2.3 How can water stress be calculated?

 

 

2.3. How can water stress be calculated?

Much like the issue of defining sustainability, which we discussed in Session 1 of this module, a formal scientific definition of how to calculate water stress has not fully been agreed. There are, however, two methods that are applied commonly, to calculate water stress; the “water resources vulnerability index” and the “water stress indicator”.

 

2.3.1. The water resources vulnerability index

An index of water stress that is often calculated is the “water resources vulnerability index”. The index is a measure of pressure on water resources and it can be readily applied to multiple watersheds. The index calculates the ratio of annual water withdrawals to annual runoff (renewable freshwater supply). Watersheds where withdrawals are less than 20% of supply (i.e. a ratio of less than 0.2) have low or no water stress, watersheds with a ratio between 0.2-0.4 have medium stress, and watersheds where  withdrawals are greater than 40% of supply (i.e. a ratio of greater than 0.4) have high stress (Alcamo et al., 2007; Hanasaki et al., 2008).

The threshold of withdrawals being greater than 40% of supply, has been arbitrarily chosen amongst the scientific water resources modelling community as an indicator of high water stress, since the larger the amount of water that is withdrawn from the environment and used and discharged back into rivers, the more degraded and/or depleted the resource becomes, and the higher the water stress (Alcamo et al., 2007).
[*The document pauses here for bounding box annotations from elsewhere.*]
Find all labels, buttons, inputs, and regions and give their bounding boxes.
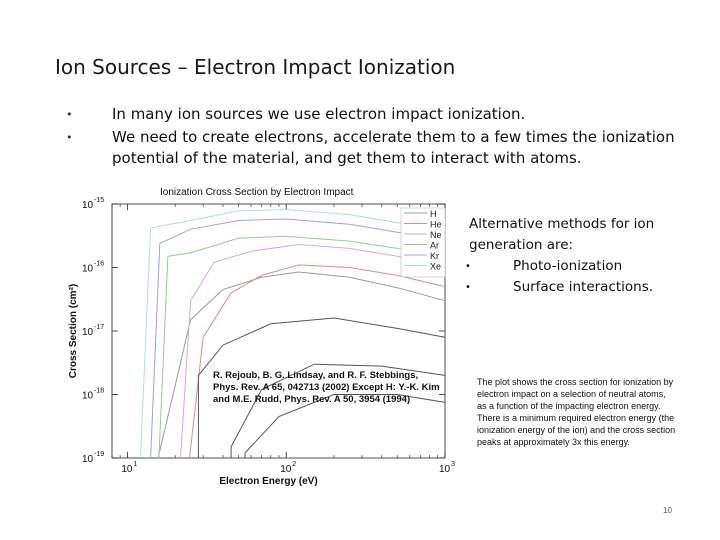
x-tick-label: 10 [439, 464, 451, 475]
y-tick-label: 10 [82, 454, 94, 465]
x-tick-exponent: 1 [133, 461, 137, 468]
y-tick-label: 10 [82, 391, 94, 402]
legend-label: Ne [430, 230, 442, 240]
y-tick-exponent: -15 [94, 197, 104, 204]
alternative-item-label: Photo-ionization [513, 258, 623, 274]
bullet-dot-icon: • [66, 131, 73, 144]
bullet-dot-icon: • [465, 261, 471, 272]
bullet-text: In many ion sources we use electron impa… [112, 105, 526, 123]
y-tick-label: 10 [82, 200, 94, 211]
bullet-item: • In many ion sources we use electron im… [60, 104, 680, 125]
chart-title: Ionization Cross Section by Electron Imp… [160, 187, 354, 198]
note-paragraph: There is a minimum required electron ene… [477, 413, 676, 447]
citation-text: R. Rejoub, B. G. Lindsay, and R. F. Steb… [213, 370, 440, 405]
series-line-unlabeled [197, 317, 446, 458]
series-line-he [189, 264, 446, 459]
y-tick-exponent: -18 [94, 388, 104, 395]
page-number: 10 [663, 506, 672, 515]
bullet-item: • We need to create electrons, accelerat… [60, 127, 680, 169]
alternative-methods: Alternative methods for ion generation a… [465, 214, 689, 298]
series-line-ar [158, 235, 446, 459]
alternative-item: • Surface interactions. [465, 277, 689, 298]
series-line-kr [150, 218, 446, 459]
legend-label: Xe [430, 262, 441, 272]
plot-frame [111, 203, 446, 459]
alternative-item-label: Surface interactions. [513, 279, 654, 295]
y-tick-exponent: -19 [94, 451, 104, 458]
legend-label: H [430, 209, 437, 219]
note-paragraph: The plot shows the cross section for ion… [477, 377, 674, 411]
y-tick-exponent: -17 [94, 324, 104, 331]
slide-title: Ion Sources – Electron Impact Ionization [55, 55, 456, 79]
legend-label: Kr [430, 251, 439, 261]
alternative-item: • Photo-ionization [465, 256, 689, 277]
bullet-list: • In many ion sources we use electron im… [60, 104, 680, 171]
bullet-text: We need to create electrons, accelerate … [112, 128, 675, 167]
legend-label: He [430, 220, 442, 230]
cross-section-chart: 10 1 10 2 10 3 10 -15 10 -16 10 -17 10 -18 10 -19 Electr… [65, 186, 460, 487]
series-line-unlabeled [244, 394, 446, 458]
y-axis-label: Cross Section (cm²) [68, 284, 79, 378]
series-line-xe [140, 208, 446, 459]
x-tick-exponent: 2 [292, 461, 296, 468]
series-line-h [157, 271, 446, 459]
bullet-dot-icon: • [465, 282, 471, 293]
x-tick-label: 10 [280, 464, 292, 475]
y-tick-label: 10 [82, 264, 94, 275]
y-tick-exponent: -16 [94, 261, 104, 268]
y-tick-label: 10 [82, 327, 94, 338]
x-tick-label: 10 [121, 464, 133, 475]
legend-label: Ar [430, 241, 439, 251]
plot-description: The plot shows the cross section for ion… [477, 376, 677, 448]
x-axis-label: Electron Energy (eV) [219, 476, 317, 486]
x-tick-exponent: 3 [451, 461, 455, 468]
bullet-dot-icon: • [66, 108, 73, 121]
series-line-ne [180, 243, 446, 459]
alternatives-heading: Alternative methods for ion generation a… [469, 216, 655, 253]
series-line-unlabeled [230, 363, 446, 458]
In this sense, 100% of the resource does not need to be withdrawn for a watershed to be classed as water stressed. 

The water resources vulnerability index tends to highlight pressures in watersheds with large amounts of irrigation, because the index is largely based upon withdrawals. Projections of future withdrawals are contingent upon future population change and assumptions about future changes in domestic, industrial and agricultural water use intensity. Note, however, that this metric does not account for water quality.

 

2.3.2. The water stress indicator

The “water stress indicator” is based on water availability per person. A threshold of 1000 m3/person/year is generally used to indicate exposed to water resources stress; i.e. if there is less than  1000 m3 of water available for each person in a year, then that region is classed as water stressed. The measure is simple to calculate but it assumes that water resources pressures are a function of the numbers of people only, not the amount of water that those people actually use.